Insect metamorphosis is a strange and stirring phenomenon. Complex metamorphosis, that is, the process as it occurs in beetles, butterflies, bees, and flies. Whereas grasshoppers, say, just get larger at each successive molt, a moth completely reorganizes itself at every life stage. Gross anatomy, internal organs, physiological processes—everything changes when it transforms from larva to pupa, and again from pupa to adult.
Some years back a third-grader posed me an impossible question. I was trying to explain that the crane fly we were looking at wouldn’t bite, even if it did resemble a mosquito on steroids; that the adults didn’t even eat. They did all their eating as larvae, then (via the pupa stage) became adults without functional mouthparts.
“Why do they do that?” the kid asked. He had me there. I couldn’t even really tell him how they did that.
Now I could at least give him a partial version of how, thanks to Ian and Dianne Duncan of Washington University in St. Louis, Missouri. The Duncans and their colleagues just published a paper entitled “Control of Target Gene Specificity During Metamorphosis by the Steroid Response Gene E93” in Proceedings of the National Academy of Sciences that provides at least a key to the mystery, using (of course) fruit flies, the lab rats of the insect world.
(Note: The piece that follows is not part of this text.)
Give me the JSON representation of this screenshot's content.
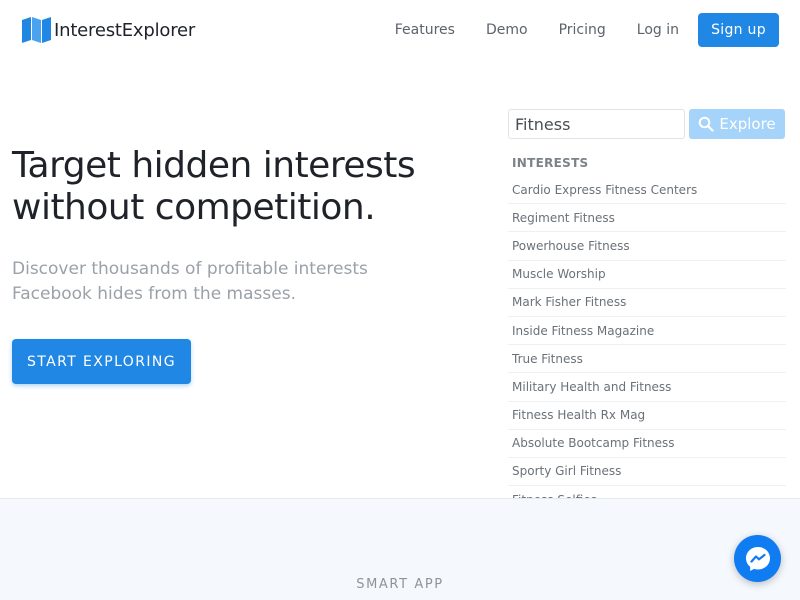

The researchers knew going in that the bodies of both larval and adult fruit flies developed through signaling systems, chains of molecules that transfer a signal from receptors on the surface of cells to target genes inside the cells’ nuclei. Their main finding was that the flies have a steroid hormone that triggers a gene that in turn redirects the signal systems so that they switch on a different set of genes. Think of it as extreme puberty.
At each stage—larva to pupa, pupa to adult—the master gene tweaks the performance of almost 900 target genes. That breaks down to 200 in the larva stage, another 400 in the prepupa, and 350 in the pupa. “…the genes controlled at each stage were almost completely different,” Ian Duncan told a reporter. “So they realized there were global changes of rules from each stage to the next.”
Dianne Duncan came up with a wonderful analogy for the process: “It’s as if two teams were playing soccer, and at halftime the referee comes out and hands out a new set of rules. Now you’ve got the same players, the same field, the same goals, but the teams are playing hockey not soccer. The rules are different, so the game is different.” I’ll bet people would pay to see that.
The exemplary gene in their study was one dubbed E93, which is switched on by the hormone when the larva becomes a pupa. E93, in conjunction with the epidermal growth factor receptor (EGFR) pathway, in turn activates the Distal-less gene, which is responsible for forming spots near the fly’s leg bristles. E93 determines the timing of the change; EGFR species the location.
Leg spots are not that big a deal. But the Duncans say E93 also affects the remodeling of the pupal brain. Ian Duncan: “Presumably E93 is doing the same thing in the nervous system that it is doing in the leg; it’s affecting the responsiveness of genes.”
Lest you think this is only about fruit flies, Dianne Duncan points out that human frontal lobes are remodeled during puberty: “There’s so much cell death and rewiring during this period, it’s astonishing that we get through it as well as we do.”
Now that I think of it, I still wouldn’t be prepared to attempt to explain puberty to a third-grader. But I expect he would have appreciated the soccer/hockey image.